一国一城
読み方
いっこくいちじょう意味
一つの国に一つの城を持つこと。そこから転じて、他人に従属せず、自分の家・店・会社などを持ち、その責任者として独立していることをいう。通常は「一国一城の主」の形で用いられ、自分の力で事業や生活の基盤を築いた人を表す。由来
「一国一城」は本来、「一つの国(旧来の行政区画)に一つの城」という意味の語である。

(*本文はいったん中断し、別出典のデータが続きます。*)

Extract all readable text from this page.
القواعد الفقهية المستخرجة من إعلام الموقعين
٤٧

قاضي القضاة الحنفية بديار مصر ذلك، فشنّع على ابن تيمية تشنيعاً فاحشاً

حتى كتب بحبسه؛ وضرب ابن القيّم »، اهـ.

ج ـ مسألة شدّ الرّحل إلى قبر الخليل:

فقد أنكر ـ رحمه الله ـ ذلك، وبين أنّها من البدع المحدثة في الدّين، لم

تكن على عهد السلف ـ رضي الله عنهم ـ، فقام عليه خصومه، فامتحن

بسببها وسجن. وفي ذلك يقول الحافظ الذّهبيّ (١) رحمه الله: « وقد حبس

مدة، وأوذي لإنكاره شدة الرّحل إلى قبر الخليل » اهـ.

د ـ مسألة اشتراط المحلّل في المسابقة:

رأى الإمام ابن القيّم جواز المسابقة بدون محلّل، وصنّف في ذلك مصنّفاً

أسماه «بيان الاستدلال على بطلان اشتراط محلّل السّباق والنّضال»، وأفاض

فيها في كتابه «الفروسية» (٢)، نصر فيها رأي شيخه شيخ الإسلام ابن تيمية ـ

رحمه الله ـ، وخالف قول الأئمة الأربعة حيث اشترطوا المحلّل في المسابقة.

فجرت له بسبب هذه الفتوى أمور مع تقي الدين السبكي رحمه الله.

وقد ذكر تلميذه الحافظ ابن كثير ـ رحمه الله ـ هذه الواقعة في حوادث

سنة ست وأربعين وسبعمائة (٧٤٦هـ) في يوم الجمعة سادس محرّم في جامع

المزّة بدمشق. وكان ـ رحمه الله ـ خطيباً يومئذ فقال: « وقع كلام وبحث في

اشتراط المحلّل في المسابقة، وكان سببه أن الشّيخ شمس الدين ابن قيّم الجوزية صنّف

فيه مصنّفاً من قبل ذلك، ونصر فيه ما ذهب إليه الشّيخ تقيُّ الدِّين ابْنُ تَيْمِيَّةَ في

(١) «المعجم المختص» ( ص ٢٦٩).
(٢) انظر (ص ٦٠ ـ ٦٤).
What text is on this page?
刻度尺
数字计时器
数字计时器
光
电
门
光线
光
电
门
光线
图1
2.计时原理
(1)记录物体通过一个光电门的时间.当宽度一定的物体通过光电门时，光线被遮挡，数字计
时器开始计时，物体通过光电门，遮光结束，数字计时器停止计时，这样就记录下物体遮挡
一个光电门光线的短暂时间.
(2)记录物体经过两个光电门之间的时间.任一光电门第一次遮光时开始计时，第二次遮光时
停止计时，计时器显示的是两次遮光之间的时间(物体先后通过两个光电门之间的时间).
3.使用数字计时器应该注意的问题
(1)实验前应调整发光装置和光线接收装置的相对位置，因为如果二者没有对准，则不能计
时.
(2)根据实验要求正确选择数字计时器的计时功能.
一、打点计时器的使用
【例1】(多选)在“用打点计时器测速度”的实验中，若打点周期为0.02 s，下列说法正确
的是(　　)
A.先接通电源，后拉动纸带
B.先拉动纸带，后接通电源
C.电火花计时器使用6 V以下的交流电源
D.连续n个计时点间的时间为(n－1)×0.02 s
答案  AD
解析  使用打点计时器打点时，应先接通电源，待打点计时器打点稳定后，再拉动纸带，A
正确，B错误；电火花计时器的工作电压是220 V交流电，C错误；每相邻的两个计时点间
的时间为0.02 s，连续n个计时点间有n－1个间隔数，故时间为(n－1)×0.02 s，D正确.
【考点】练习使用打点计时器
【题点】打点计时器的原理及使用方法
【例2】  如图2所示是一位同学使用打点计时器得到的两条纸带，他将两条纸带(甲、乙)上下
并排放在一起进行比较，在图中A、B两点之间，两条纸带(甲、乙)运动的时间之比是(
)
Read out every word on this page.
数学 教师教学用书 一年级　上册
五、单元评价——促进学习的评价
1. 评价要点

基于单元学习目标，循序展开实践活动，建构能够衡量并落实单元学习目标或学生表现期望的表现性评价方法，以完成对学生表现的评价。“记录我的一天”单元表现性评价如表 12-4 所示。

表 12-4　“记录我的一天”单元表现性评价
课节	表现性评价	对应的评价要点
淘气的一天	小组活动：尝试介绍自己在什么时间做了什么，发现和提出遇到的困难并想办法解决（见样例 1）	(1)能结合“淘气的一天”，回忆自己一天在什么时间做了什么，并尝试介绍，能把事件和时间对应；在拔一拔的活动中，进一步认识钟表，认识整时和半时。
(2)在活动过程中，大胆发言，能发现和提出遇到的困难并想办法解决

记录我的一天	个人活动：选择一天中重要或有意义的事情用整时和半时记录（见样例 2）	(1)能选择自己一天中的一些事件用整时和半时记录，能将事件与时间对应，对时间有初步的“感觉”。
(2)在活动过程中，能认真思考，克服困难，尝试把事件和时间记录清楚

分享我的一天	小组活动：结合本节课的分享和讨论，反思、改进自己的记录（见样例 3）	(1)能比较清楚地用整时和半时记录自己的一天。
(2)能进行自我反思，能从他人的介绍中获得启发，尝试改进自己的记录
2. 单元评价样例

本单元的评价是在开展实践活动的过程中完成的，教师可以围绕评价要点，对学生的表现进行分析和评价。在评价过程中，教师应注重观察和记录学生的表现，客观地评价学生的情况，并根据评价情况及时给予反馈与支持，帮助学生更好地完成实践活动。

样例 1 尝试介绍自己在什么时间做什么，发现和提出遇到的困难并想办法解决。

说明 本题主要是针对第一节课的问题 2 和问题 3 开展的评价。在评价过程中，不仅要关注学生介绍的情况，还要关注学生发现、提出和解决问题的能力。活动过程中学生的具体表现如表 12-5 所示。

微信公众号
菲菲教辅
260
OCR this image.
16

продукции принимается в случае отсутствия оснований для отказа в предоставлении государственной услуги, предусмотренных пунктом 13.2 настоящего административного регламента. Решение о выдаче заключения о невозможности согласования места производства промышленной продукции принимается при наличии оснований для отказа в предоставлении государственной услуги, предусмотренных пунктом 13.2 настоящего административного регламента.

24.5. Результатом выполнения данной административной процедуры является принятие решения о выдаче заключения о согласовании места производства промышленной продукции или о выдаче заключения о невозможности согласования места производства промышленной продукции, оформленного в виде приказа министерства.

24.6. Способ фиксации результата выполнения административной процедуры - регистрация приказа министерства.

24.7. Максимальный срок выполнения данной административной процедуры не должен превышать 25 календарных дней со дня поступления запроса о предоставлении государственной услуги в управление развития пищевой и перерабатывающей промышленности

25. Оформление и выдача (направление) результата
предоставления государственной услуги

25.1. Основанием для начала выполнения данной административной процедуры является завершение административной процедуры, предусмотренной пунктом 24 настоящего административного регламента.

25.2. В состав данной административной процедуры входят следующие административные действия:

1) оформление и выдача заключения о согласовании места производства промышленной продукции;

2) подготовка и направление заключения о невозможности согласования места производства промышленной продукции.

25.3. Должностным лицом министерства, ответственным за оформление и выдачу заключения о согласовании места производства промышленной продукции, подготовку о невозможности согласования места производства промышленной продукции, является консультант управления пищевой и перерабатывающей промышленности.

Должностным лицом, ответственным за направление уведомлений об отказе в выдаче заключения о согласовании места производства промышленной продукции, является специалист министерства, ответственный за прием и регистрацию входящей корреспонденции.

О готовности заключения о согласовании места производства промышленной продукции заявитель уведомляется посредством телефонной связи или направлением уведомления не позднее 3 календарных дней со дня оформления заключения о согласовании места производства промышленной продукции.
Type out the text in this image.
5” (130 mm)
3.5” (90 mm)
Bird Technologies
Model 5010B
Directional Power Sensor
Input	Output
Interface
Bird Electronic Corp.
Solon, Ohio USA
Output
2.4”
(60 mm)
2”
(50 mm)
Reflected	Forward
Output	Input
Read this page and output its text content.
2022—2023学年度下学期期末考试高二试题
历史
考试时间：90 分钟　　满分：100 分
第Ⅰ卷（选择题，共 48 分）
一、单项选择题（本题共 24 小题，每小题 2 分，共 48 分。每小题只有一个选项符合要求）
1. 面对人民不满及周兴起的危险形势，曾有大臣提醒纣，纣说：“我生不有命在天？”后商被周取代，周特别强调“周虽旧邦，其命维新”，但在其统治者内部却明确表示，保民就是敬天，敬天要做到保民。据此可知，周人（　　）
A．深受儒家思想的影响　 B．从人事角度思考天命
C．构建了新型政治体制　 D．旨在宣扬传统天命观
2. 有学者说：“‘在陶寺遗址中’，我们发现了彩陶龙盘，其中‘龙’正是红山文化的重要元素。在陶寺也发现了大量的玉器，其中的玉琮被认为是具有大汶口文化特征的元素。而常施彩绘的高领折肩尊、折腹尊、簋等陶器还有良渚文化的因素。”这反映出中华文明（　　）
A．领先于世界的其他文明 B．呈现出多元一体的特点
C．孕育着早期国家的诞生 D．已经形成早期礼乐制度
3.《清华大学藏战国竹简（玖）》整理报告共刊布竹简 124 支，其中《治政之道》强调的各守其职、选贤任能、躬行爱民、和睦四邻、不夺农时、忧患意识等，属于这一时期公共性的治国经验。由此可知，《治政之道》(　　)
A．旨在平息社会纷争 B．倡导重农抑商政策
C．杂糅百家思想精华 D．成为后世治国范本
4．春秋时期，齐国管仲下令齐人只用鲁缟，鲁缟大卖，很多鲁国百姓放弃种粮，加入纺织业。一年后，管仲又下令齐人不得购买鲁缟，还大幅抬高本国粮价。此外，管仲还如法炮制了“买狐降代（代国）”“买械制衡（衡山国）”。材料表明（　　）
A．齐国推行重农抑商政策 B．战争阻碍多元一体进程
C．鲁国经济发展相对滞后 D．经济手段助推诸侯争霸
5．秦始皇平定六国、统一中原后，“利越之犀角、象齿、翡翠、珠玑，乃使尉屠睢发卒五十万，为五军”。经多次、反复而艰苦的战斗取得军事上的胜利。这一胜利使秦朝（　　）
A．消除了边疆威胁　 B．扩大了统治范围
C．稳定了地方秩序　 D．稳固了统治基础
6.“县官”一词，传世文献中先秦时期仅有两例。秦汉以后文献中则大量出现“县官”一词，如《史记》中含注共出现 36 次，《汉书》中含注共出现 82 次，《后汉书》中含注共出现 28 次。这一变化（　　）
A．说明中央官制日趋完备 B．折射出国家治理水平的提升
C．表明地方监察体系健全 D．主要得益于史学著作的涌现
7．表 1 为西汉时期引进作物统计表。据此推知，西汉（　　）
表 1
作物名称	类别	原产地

江戸幕府が元和元年(1615年)に諸大名の支城を廃して本城だけを残す方針を示した「一国一城令」との関係でも広く知られる。いつ四字熟語として定着したかは明確ではないが、「一国一城の主」という形で、独立して一家・一事業を構える人をいう比喩として用いられるようになった。備考
単独よりも「一国一城の主」の形で使うのが一般的。独立や成功をたたえる表現だが、自分で責任を負う立場という含みもある。歴史用語の「一国一城令」と混同しないよう注意。例文
- 長年の会社勤めを経て店を開き、彼は念願の一国一城の主となった。
- 独立して事務所を構えた以上、一国一城の主として経営の責任を引き受けなければならない。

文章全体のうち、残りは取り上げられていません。